Narrata in prima persona, nelle pagine di “Memoriale di un Papa”, di recente pubblicazione per i tipi di Caramanica Editore, Pasquale Maffeo, narratore, poeta e drammaturgo, dipana l’epifanica originalità della vicenda umana e spirituale di un cercatore dell’Assoluto, un innamorato della luce che non conosce tramonto. Da quell’io narrante emerge l’identità di Mario Jorge Bergoglio, eletto dal 13 marzo 2013 al soglio di Pietro con il nome di Francesco.
In un contesto novecentesco ricco di precedenti dedicati a figure papali (Giovanni Papini, Giorgio Saviane, Ignazio Silone, Guido Morselli, Ferruccio Parazzoli, per citarne alcuni), Maffeo si colloca con il suo Memoriale, attraverso una scrittura che evoca, in forma diaristica, eventi che fanno riferimento al tempo antecedente l’investitura papale.
Se la figura del Vicario di Cristo che l’Autore ci affida è parto della sua fantasia, è pur vero che nell’opera molti dei tratti spirituali del pensiero di Francesco emergono con chiara evidenza, dal periodo formativo sui testi biblici e degli Esercizi spirituali del Loyola fino all’entrata nella Compagnia per vestire l’abito gesuita. Lungo l’arco di ventuno stazioni, in un viaggio immaginario, Maffeo colloca il futuro Pontefice, dopo gli studi teologici al Collegio Romano, a Salerno nella dimora di quella Casa ed alla Certosa di Padula, a Bologna poi tra le nebbie della pianura padana, a Palermo dove prende atto che a volte i preti sono presi da faccende che non riguardano l’altare ed infine nella foresta pluviale del Sudamerica, in una missione salesiana del Chaco, regione occidentale del Paraguay, nel territorio degli Ayoreo, destinazione ultima per tenerlo al sicuro da eventuali ritorsioni dopo la denuncia della triste realtà palermitana. Tutte destinazioni immaginarie, frutto della fantasia dell’A., ma non immaginarie le riflessioni, le meditazioni, la tristezza e la presa d’atto di Bergoglio di realtà che aveva pur conosciuto nella sua martoriata terra argentina.
Certo, annota Giuseppe Langella nella prefazione, il quadro della società moderna che gli si para dinnanzi è alquanto compromesso e Maffeo non fa nulla per annacquarlo. La scelta vocazionale del futuro capo della Chiesa nasce anche da un profondo disgusto nei confronti del “marcio” che alberga “nel cuore dell’uomo”, origine di tutte le idolatrie, i fanatismi, gli odi, la corruzione, che continuano a seminare la storia di immense piaghe purulente. Il protagonista del racconto, senza mai perdere la sua disarmata speranza, si fa carico con sempre maggiore consapevolezza del bisogno pressante che l’umanità si converta. Ma che altro può fare la Chiesa, se non testimoniare l’amore di Dio per tutti i figli di Eva, a cominciare dagli ultimi? Di qui la missione, ardua e scomoda, che il nuovo pontefice sente di dover intraprendere, anche a costo di suscitare malumori ed incomprensioni.

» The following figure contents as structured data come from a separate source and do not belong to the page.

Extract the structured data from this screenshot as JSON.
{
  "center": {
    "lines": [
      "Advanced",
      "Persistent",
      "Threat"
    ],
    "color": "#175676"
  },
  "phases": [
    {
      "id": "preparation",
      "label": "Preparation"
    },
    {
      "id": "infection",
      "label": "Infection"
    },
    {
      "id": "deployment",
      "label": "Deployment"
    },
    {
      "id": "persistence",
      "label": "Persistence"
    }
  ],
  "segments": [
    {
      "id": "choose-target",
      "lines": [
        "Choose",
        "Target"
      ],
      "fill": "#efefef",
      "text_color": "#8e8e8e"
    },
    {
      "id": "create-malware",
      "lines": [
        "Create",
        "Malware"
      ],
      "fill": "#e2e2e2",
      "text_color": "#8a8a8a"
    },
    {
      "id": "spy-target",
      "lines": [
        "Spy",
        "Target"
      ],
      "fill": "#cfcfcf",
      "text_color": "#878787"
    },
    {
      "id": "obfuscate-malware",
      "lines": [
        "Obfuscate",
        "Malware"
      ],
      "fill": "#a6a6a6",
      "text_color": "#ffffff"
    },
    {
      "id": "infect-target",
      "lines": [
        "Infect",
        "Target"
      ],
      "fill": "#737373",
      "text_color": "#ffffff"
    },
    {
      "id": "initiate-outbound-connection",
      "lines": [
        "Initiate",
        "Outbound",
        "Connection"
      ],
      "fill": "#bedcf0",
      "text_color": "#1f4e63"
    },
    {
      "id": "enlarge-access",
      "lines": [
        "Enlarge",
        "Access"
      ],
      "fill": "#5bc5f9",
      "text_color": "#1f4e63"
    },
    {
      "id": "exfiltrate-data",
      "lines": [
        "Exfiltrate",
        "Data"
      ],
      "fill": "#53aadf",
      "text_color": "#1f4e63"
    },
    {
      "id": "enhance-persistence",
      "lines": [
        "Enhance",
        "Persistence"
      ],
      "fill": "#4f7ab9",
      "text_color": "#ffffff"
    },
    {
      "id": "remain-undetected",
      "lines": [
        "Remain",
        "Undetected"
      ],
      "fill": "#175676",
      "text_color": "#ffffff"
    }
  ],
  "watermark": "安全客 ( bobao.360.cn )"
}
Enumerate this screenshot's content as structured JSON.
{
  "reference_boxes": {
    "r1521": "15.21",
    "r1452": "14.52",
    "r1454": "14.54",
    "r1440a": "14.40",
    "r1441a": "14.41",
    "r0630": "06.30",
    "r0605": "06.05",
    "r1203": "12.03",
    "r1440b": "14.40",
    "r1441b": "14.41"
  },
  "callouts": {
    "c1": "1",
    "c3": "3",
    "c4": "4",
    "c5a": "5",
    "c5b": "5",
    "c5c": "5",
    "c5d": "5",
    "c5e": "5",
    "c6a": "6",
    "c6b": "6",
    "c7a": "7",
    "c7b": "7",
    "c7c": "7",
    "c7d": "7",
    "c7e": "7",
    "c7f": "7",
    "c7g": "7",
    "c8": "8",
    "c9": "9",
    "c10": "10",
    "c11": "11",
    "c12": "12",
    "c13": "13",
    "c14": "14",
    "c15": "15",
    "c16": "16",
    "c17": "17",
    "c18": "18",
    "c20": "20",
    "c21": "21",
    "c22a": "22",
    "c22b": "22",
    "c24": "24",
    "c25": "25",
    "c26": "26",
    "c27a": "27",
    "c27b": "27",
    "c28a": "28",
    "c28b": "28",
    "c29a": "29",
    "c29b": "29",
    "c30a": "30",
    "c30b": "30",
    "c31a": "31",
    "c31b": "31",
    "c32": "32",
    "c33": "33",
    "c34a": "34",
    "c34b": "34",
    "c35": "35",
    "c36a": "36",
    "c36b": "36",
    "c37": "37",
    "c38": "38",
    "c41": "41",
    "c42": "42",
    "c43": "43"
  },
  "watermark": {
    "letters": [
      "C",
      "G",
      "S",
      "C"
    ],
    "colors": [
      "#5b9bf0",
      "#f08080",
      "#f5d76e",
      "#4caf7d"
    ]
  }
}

Incomprensioni che non fermeranno l’opera del Vicario di Cristo nella cui mente splende la visione di una Chiesa mossa da sollecita carità a sporcarsi le mani nelle piaghe della sofferenza, nelle tribolazioni degli indigenti, nelle amarezze degli emarginati. Una Chiesa capace di rendere giustizia ai defraudati, agli esclusi, ai misconosciuti. Una Chiesa povera di denari, pronta a ristabilire la giustizia per un’umanità diventata polveriera di esplosioni.
Ove occorra, declina il personaggio Francesco, sarò pietra d’inciampo, pilastro di scandalo che non teme la solitudine nei naufragi della Storia.
Il messaggio del reale Papa Francesco è tutto raccolto in quest’affermazione che Maffeo modella per la sua missione, e che sembra riecheggiare quella del poverello d’Assisi: Va Francesco e ripara la mia casa.
Opera straordinaria questa di Maffeo, un racconto di viaggio da trasporre sulla scena, per l’originalità del testo, ma soprattutto per la sua introspezione intimista degna dei grandi narratori russi dell’Ottocento.